On the target env, make sure to (1) empty copying tables and (2) prevent parallel activities of similar nature;
Load date into the copying tables;
The most interesting part comes: you need to check, that data you're bout to INSERT into the main tables will not conflict with any of the constraints defined on the tables. You might have:
PRIMARY KEY violations. You can (1) replace existing entries or (2) merge entries together or (3) skip entries from the copying tables or (4) choose to assign different ID in the copying tables;
UNIQUE KEY violations, most likely you'll have to UPDATE some columns in the copying tables;
FOREIGN KEY violations, you'll have either to give up on such entries, or to copy over missing stuff from the production as well;
CHECK violations, you'll have to investigate this ones manually.
After checks are done and data in the copying tables is fixed, you can copy it into the main tables.

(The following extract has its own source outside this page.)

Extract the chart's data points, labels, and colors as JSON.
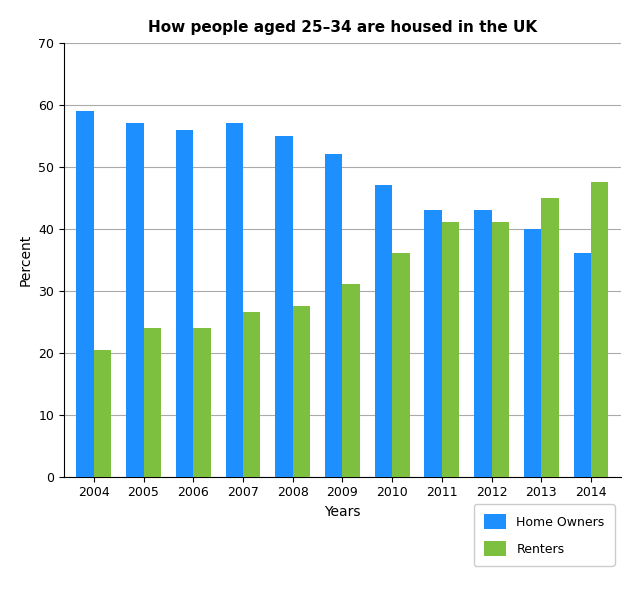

This is a very formal description of the approach. Say, for step #7 we have a huge pile of extra tools to do ID or ID ranges remapping, to manipulate data in the copying tables, adjusting security settings, ownership, some defaults, etc.
Also, we have a so-called catalogue for this tool, which allows us to group logically tied tables under common names. Say, to copy customers from production we have to check round 50 tables in order to satisfy all possible dependencies.
I haven't seen similar tools in the wild though so far.